There was no panic. "Witnesses described a scene of level-headed teamwork," the Washington Post reported. Instead of screaming, passengers scrutinized the emergency doors in the seconds before landing, the better to open them quickly. Once in the water, strangers helped one another out of the plane. Tour boats and tugboats sped to the scene to assist, even before emergency services arrived. An infant and a woman in a wheelchair were both rescued and brought safely ashore. The pilot, Capt. C.B. "Sully" Sullenberger, walked up and down the aisle to make sure the seats were empty before leaving the sinking plane himself.
As you listen to President Barack Obama speak Tuesday, as you watch him parade down Pennsylvania Avenue and dance at the inaugural balls, keep this story in mind, for it describes with eerie accuracy the task ahead of him. He is, in effect, the pilot of a plane whose engine has unexpectedly exploded: Though a handful of people did predict the financial crisis of last autumn, the fact is that almost no one in mainstream politics did so, any more than anyone ever predicted that a flock of geese could bring down an Airbus. Like that pilot, Obama's task now is to prevent the unexpected financial crisis from leading to a major catastrophe. To do so, he must demonstrate competence and professionalism, qualities so rare in public life that those who possess them are—like that pilot—widely described as "heroic."
But—to extend the metaphor one step further—successful completion of this task depends not only on the pilot but also on the passengers and the bystanders who keep calm. In other words, if large numbers of people use this crisis to expand their own fortunes or push their own agendas, they might wind up sinking the whole plane.
I could illustrate this perhaps excessively poetic point in many ways, but one aspect of the new administration's various "bailout" plans worries me in particular: the assumption, which seems to lie behind them, that people make better decisions when they are handling public money than they do when they are handling their own money. Ample evidence, from many societies over many years, proves the opposite: Indeed, people entrusted with public money are overwhelmingly inclined to waste it, steal it, or simply misuse it. Following the initial failure of the federal government during Hurricane Katrina, for example, government money poured into New Orleans in the weeks and months afterward. The result: large-scale fraud, massive dissatisfaction, and mobile homes so badly built that they could not be used.
Yet many good things happened in New Orleans after Hurricane Katrina. Volunteers of all kinds flocked to the city; local self-help organizations sprung up. This isn't to say there was no role for government, but that government worked best by supporting citizens' initiatives, not by replacing them.

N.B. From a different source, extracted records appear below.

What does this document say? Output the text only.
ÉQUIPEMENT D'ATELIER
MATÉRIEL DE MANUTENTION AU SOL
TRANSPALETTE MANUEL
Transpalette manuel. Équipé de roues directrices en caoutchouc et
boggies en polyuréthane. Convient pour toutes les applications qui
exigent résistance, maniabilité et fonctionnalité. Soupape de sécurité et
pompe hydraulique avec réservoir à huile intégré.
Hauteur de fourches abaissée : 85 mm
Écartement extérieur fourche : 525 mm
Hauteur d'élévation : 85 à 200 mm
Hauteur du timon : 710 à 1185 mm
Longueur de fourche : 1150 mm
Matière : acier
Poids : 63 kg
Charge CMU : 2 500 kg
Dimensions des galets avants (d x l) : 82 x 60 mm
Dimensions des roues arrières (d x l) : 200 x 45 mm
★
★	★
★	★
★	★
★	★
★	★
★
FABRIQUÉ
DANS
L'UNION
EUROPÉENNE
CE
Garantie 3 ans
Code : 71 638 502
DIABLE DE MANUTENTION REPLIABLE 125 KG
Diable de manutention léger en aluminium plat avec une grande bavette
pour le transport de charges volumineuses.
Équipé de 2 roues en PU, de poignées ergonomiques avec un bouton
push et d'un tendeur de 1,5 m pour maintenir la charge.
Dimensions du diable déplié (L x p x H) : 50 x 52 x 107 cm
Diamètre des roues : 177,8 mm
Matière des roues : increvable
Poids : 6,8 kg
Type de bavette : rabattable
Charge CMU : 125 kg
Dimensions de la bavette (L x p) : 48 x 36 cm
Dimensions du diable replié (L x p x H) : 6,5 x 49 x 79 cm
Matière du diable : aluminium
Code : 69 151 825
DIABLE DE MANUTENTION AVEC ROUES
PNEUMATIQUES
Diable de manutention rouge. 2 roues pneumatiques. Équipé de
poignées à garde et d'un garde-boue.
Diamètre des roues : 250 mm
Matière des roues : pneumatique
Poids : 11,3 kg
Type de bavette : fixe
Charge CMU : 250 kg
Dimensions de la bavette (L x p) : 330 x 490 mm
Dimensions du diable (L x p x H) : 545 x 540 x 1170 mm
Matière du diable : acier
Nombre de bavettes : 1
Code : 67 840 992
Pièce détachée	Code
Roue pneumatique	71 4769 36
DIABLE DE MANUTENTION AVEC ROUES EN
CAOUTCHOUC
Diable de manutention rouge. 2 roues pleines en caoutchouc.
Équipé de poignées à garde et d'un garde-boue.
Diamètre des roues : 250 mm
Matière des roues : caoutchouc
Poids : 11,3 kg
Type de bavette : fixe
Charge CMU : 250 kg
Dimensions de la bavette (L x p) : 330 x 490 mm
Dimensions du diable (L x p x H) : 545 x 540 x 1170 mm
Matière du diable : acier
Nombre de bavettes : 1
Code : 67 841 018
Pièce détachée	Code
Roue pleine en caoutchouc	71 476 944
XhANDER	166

My greatest fear, on Inauguration Day, is not, therefore, that the plane's engines will fail and that the economy will tank: That has happened already. My greatest fear is that in trying to fix the economy, the new administration will waste time and money in the mistaken belief that government-funded, centrally planned infrastructure projects will somehow use money more effectively than their private or locally inspired equivalents. My second-greatest fear is that multiple company "bailouts" will ultimately produce fewer jobs and more wasted resources than the regeneration that could follow a string of intelligently managed bankruptcies.
I do realize that the "tide has turned," that the right has given way to the left, that Obama was elected in order to change the tone in Washington. But he will fail if he abandons the many lessons learned about the relationship between government and the governed over the past several decades—a relationship not unlike that between pilots, however heroic, and the passengers they are trying to save.